The resurrection of an Oklahoma City strip center has begun to transform an area just east of the state Capitol with the first new project in about 40 years.

Jonathan Dodson, managing partner of the urban revitalization firm Pivot Project, says the EastPoint development “has created more joy than anything we’ve been a part of.”

Working jointly with Gardner Architects, Oklahoma City and African-American community leaders, and future tenants, Pivot refurbished two nearly-empty buildings at Northeast 23rd Street and Rhode Island Avenue that will eventually be filled with minority-owned businesses. EastPoint represents an expansion of the popular urban redevelopment seen in the past 15 years west of Interstate 235.

EastPoint tenants who sign a 10-year lease will have 15% ownership in their spaces, made possible by Oklahoma City municipal funding.

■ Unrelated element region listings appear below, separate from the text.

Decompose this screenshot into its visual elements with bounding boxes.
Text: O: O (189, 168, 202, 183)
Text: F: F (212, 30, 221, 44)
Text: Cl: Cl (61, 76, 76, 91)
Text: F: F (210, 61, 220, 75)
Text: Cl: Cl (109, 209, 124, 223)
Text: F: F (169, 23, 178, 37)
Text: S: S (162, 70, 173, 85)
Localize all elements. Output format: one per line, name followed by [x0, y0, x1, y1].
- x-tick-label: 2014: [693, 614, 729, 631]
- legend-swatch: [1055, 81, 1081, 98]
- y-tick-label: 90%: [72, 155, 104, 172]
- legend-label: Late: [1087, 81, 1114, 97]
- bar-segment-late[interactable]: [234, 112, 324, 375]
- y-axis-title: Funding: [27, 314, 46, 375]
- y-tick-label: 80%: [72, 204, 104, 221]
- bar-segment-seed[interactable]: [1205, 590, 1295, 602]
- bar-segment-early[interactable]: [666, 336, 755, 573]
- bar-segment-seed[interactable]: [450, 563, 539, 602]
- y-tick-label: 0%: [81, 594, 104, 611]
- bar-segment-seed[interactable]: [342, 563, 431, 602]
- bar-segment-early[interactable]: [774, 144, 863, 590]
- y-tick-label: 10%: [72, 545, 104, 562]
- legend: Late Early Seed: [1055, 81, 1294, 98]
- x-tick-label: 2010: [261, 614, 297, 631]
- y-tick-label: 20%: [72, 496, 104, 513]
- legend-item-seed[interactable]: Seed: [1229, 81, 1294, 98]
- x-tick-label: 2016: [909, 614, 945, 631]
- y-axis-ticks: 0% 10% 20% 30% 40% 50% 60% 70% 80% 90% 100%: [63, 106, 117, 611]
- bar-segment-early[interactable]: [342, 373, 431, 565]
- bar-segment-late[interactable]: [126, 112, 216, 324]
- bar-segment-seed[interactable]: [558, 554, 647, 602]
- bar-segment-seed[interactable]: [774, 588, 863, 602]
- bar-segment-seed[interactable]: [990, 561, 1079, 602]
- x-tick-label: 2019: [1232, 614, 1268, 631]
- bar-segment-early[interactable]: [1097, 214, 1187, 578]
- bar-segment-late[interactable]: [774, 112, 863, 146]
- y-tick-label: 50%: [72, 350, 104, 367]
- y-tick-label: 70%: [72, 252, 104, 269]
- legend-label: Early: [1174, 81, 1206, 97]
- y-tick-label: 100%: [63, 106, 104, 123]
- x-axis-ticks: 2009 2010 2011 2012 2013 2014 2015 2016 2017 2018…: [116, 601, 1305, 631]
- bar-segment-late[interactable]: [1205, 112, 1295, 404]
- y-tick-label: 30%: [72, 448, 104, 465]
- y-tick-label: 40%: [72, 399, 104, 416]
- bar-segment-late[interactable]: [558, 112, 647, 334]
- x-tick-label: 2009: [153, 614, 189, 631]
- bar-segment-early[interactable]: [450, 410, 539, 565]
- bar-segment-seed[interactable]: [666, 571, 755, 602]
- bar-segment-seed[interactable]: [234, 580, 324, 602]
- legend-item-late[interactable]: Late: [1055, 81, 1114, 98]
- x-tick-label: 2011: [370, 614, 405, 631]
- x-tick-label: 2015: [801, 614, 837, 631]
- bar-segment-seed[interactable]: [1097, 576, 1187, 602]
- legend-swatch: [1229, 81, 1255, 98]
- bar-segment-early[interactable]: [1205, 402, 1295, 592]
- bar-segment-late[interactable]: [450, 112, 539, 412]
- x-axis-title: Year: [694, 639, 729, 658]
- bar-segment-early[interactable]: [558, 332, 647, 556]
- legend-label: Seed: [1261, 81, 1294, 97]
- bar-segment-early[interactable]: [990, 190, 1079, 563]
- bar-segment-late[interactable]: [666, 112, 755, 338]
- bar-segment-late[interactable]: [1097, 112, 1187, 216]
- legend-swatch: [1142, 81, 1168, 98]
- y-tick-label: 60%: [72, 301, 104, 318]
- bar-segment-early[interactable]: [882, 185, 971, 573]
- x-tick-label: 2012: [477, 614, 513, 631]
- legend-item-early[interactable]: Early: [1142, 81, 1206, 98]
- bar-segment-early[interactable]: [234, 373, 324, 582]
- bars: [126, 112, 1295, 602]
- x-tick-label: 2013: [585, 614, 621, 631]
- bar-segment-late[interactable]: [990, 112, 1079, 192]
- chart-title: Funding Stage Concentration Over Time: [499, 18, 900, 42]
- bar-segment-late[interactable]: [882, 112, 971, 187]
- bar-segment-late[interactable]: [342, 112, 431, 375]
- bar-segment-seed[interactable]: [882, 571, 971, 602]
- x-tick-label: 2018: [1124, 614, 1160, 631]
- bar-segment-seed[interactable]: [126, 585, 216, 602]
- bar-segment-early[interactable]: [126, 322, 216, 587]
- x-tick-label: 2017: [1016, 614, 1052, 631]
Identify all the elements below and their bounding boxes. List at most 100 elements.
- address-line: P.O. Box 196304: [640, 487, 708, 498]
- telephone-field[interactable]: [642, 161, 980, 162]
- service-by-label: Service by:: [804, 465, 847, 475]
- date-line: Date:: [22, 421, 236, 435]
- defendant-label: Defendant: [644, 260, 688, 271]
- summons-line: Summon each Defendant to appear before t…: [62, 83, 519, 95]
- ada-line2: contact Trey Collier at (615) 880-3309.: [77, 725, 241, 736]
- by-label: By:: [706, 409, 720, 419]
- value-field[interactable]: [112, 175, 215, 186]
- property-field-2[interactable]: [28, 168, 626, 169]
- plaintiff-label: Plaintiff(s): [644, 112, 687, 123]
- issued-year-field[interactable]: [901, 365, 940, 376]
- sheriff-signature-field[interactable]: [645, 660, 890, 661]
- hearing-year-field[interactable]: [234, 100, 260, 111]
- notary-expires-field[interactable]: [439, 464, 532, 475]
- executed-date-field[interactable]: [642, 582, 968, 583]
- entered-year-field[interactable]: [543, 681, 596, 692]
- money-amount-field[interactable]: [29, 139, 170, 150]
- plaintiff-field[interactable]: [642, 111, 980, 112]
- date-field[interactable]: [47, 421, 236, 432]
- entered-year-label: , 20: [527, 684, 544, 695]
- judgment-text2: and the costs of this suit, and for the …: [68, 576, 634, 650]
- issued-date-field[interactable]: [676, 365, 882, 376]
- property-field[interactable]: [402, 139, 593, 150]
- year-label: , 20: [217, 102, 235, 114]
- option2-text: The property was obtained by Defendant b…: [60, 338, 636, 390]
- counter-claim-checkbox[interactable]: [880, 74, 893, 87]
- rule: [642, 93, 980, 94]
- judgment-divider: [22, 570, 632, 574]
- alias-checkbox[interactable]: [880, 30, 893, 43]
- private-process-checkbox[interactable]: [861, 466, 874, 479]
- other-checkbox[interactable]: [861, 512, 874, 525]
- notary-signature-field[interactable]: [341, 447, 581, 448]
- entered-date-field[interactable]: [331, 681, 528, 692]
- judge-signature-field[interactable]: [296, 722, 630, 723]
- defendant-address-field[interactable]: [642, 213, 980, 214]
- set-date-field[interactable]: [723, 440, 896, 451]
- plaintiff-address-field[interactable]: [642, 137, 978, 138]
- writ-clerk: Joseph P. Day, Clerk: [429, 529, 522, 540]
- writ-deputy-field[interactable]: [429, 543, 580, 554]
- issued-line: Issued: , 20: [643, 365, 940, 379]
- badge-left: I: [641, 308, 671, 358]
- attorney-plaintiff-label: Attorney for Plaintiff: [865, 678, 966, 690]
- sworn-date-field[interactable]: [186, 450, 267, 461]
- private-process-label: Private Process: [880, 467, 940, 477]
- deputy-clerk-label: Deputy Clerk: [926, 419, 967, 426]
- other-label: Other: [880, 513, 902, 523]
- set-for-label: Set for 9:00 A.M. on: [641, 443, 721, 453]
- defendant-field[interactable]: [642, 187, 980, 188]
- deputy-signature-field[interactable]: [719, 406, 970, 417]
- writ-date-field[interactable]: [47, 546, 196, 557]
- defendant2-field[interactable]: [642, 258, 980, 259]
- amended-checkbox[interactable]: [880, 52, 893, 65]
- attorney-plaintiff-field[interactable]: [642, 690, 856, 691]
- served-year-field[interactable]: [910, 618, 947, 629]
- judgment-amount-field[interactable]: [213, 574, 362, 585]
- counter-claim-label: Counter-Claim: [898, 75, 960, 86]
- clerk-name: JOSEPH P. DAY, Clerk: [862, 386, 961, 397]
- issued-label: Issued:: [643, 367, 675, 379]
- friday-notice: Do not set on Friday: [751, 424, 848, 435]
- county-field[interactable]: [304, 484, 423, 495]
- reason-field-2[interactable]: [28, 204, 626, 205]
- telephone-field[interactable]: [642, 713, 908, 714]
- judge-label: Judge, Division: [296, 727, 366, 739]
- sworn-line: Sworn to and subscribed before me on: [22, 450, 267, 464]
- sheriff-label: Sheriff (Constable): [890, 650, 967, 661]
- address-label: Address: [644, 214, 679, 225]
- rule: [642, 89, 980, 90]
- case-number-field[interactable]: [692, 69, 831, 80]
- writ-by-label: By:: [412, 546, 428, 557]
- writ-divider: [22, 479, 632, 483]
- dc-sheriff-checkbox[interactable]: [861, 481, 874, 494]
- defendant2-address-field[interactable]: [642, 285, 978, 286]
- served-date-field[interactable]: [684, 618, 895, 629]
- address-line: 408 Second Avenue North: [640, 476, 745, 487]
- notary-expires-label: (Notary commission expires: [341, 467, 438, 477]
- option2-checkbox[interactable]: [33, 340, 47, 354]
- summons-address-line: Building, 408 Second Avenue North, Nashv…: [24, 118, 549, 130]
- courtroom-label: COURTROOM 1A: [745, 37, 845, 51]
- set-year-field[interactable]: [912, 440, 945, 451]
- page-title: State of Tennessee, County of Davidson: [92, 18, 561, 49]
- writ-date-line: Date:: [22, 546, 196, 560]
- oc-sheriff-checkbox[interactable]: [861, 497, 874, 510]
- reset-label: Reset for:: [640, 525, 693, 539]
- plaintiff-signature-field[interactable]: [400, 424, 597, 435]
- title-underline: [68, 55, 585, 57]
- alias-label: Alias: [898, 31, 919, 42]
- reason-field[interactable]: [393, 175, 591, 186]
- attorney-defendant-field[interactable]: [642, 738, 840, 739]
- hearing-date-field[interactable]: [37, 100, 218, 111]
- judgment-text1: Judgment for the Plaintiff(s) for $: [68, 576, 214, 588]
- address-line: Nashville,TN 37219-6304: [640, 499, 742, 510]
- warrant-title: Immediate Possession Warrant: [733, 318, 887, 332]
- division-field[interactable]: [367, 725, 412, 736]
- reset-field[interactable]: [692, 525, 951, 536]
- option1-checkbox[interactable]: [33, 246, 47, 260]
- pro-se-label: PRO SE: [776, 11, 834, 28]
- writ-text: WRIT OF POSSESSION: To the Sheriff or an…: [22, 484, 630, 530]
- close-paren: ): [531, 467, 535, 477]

The tax increment financing grant also provided money for finishing the retail and office spaces and paying a consultant to recruit a diverse mix of tenants.

Dodson asked community advocate Sandino Thompson to join the project.

“We were looking for people who had ties and connections to the community and the market,” says Thompson, who returned to OKC 10 years ago after working for the Department of Defense at military bases across the South.

Thompson says he worked in cities ravaged by hurricanes and saw what can happen when a neighborhood is rebuilt with a fresh focus.

Pivot bought two buildings totaling 38,000 square feet. The first became the new home for Centennial Health, a community clinic. The second building has space for 11 tenants, with the first being Intentional Fitness, owned by Emmanuel Sosanya, who played basketball for and graduated from the University of Central Oklahoma.

Another tenant, working toward opening this month, is Kindred, a restaurant and bar that Thompson co-owns. An optometrist, a travel agent and another restaurant also signed leases.

The Oklahoma Criminal Justice Reform group will have offices there, and an event space and gallery are planned, Dodson says.

 “I’m excited about everything that EastPoint has to bring,” says Nikki Nice, Ward 7’s city council member. “It’s going to be a place for people to come in and see northeast Oklahoma City with fresh eyes, and for people to see their own community in a different light as well.”

Dodson says OKC municipal staff approached Pivot “to see if we could redevelop something on the east side. We wanted to do something authentic to the neighborhood and that met their needs. We had several town hall meetings and what we heard was they wanted access to health care and creative and successful retail.”

Architect Jeremy Gardner, hired in 2016 for the $8.7 million project, says his firm “had to figure out how to bring [the retail space] back to life. We needed to carve it up into smaller spaces, and bring it up to code.”

Hana Waugh, one of Gardner’s architects, says they created a breezeway between the north and south walls that connected the front and back parking lots. Gardner says all the infrastructure is new, including the roof, windows, plumbing, heat, air conditioning and electrical work.

Weston Waugh, Waugh’s husband and owner of Stout Media, created a video about the project that won an American Institute of Architects award for its depiction of architects and community leaders working together.

 “The EastPoint shopping center is the newest development on the east side and there is a lot of excitement around it,” says Skye Latimer, board secretary of the East End Merchant Association. “Pivot came in and created this beautiful space with the community in mind.”

Artists Andre Johnson and Ebony Iman Dallas designed the retail building’s paint job.

“I really wanted to create something that was upbeat and bright,” Johnson says. “The design pulls in ethnic notes, from a pattern standpoint. We wanted to inspire pride in the community, but not go over the top. We do want it to be open to all.”